Es ist mir egal, ob Moby Dick nur das Werkzeug ist oder der Dämon selbst. Ich werde ihn mit meinem Haß überziehen.
Ihr seid nun Teil dieses unauflöslichen Bundes "Tod dem Moby Dick"
Spiegelbildlich dazu begreift sich Kapitän Ahab als Werkzeug Gottes und geriert sich als dessen Platzhalter auf den Planken. Aber das leuchtende Neonröhren-Kreuz bleibt schrilles Beiwerk, die Posen Machtbessener aus der Geschichte oder die Überhöhung des Geschehens durch Phrasen religiöser Fanatiker leuchten doch nicht recht ein. Insofern bleibt uns als Erwachsenen für die Pause und den Weg nach Haus Stoff zu grübeln. Gemeinsam mit den Kindern aber habe ich auch etwas gelernt. Zwar hatte ich schon einmal vom "Walrat" gehört, näheres allerdings erfuhr ich bei dieser Gelegenheit im Theaterspielplatz
So schlachteten wir soviel wir konnten. Das Walrat wurde aus den Köpfen geschöpft. Der Walrat, oder, Spermacet, diese ölige kostbare Substanz aus dem Pott des Wales, mußte sorgsam aufbereitet werden. Sobald es abgekühlt war, bildeten sich seltsame Klumpen in dieser Flüssigkeit. Wir hatten die Aufgabe, diese Klumpen durch Drücken wieder flüssig zu machen. Eine wundervolle Aufgabe. Wie es duftet, wie weich es macht. Wie köstlich es besänftigt. Kaum hatte ich das Spermacet ein paar Minuten geknetet, als sich meine Finger wie Aale anfühlten und sich schon ringelten und schlängelten. Drücken. Drücken. Den ganzen Morgen lang. Ich drückte dieses Spermacet bis mich ein seltsamer Wahn überkam, solche überströmend zärtliche, freundschaftlichen Gefühle kamen in mir hoch daß ich zuletzt ihre Hände in einem fort drückte. Als wollte ich ihnen sagen 'Kommt, laßt uns einander reihum die Hände drücken. Nein, mehr noch, wir wollen uns alle ineinander drücken. Wir wollen uns alle, auf der ganzen Welt, hineindrücken in dieses Walrat. Und jetzt, wo ich das alles begriff, war ich bereit, für ewig Walrat zu drücken.

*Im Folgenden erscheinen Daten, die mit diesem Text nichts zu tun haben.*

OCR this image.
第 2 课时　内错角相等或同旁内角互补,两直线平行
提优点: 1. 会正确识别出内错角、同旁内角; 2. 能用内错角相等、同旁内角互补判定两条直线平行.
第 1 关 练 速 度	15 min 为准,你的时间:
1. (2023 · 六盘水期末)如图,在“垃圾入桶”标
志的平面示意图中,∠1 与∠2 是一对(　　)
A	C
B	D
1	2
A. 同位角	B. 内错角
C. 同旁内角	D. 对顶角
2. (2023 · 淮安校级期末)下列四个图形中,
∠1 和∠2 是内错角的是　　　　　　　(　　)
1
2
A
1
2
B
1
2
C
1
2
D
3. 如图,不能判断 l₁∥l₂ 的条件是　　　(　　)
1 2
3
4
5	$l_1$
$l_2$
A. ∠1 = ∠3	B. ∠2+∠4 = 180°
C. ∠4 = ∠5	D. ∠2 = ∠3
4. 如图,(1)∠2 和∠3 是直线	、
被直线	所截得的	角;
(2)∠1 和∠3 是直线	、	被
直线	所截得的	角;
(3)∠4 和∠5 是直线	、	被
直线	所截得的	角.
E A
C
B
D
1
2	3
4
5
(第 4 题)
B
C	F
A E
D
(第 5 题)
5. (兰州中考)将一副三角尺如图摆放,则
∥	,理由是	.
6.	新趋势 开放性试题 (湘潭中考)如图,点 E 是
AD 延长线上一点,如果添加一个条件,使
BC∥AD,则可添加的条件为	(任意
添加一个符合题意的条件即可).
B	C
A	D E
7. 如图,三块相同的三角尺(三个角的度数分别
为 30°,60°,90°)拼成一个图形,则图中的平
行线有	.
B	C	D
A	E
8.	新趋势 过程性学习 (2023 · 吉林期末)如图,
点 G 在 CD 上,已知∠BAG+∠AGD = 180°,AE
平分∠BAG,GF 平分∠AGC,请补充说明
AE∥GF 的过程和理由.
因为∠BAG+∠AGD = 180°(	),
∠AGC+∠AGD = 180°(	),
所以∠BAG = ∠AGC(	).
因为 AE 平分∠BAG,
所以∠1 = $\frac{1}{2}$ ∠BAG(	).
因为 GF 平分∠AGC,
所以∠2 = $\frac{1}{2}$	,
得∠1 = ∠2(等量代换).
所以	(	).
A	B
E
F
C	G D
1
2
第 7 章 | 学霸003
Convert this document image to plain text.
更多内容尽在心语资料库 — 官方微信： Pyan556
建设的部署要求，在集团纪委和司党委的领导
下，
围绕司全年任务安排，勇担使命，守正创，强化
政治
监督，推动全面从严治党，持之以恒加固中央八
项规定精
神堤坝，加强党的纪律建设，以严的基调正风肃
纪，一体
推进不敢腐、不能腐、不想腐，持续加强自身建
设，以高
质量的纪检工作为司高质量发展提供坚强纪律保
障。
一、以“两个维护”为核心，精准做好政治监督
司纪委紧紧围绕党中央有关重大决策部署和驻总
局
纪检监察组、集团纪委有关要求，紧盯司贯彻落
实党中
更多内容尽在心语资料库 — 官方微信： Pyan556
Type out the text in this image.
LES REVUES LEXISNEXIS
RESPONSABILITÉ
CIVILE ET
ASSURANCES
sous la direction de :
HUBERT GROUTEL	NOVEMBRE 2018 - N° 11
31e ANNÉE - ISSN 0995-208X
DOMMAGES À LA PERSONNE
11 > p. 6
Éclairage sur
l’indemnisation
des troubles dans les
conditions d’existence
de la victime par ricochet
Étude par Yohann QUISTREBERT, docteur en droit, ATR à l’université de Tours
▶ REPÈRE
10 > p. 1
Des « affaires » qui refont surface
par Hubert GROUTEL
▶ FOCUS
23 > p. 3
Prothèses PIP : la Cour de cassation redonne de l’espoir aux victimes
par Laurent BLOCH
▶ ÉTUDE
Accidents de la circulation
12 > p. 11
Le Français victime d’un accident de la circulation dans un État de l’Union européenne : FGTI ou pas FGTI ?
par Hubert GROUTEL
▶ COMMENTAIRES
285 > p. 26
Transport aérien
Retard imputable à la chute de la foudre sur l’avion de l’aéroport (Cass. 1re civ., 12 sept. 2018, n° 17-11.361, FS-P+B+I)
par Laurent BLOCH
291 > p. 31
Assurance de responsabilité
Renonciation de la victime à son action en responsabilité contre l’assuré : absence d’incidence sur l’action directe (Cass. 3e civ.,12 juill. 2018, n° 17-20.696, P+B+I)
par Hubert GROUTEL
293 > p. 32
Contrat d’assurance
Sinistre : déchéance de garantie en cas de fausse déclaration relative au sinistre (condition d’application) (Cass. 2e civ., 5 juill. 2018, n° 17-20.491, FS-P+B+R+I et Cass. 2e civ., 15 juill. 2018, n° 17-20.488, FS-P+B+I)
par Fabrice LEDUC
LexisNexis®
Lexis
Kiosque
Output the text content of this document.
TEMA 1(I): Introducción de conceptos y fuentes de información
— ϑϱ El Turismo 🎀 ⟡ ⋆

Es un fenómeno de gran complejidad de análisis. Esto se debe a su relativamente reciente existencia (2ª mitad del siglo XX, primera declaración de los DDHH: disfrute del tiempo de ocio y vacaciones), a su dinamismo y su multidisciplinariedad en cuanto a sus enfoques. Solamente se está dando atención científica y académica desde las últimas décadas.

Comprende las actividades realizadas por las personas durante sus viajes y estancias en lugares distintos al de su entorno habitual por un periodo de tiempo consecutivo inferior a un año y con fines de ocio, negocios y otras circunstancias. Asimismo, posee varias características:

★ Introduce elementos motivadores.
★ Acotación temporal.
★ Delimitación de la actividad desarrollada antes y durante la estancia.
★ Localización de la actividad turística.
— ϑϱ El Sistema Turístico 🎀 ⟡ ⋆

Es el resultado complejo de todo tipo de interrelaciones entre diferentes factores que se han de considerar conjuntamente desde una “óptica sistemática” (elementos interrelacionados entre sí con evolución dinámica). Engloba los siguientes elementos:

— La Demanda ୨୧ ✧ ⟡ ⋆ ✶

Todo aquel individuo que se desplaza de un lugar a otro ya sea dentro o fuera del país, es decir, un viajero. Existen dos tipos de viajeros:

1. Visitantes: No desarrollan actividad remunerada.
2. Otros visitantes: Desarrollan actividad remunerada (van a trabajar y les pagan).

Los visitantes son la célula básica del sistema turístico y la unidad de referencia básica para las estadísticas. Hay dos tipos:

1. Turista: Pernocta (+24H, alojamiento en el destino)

Dank Können und unbändiger Spielfreude der drei Darsteller liefert das Staatstheater Erik Schäfflers Bühnenfassung von "Moby Dick" als ein fast schon eigenständiges Kunstwerk, welches gar nicht mehr fragen läßt, wie Literatur gespielt wird, sondern die Lust weckte, nach einem aufregenden Abend auch noch nach dem Roman Herman Melvilles zu greifen.
Ich [Markus Hiereth] besuchte die Premiere von "Moby Dick" am vergangenen Samstag. Weitere Aufführungen gibt es vormittags um 10 Uhr am morgigen Freitag den 7. sowie in der kommenden Woche von Dienstag den 11. bis Freitag den 14. Oktober. Außerdem steht das Stück am Sonntagnachmittag um 17 Uhr auf dem Spielplan des Theaterspielplatzes, Hinter der Magnikirche 4a.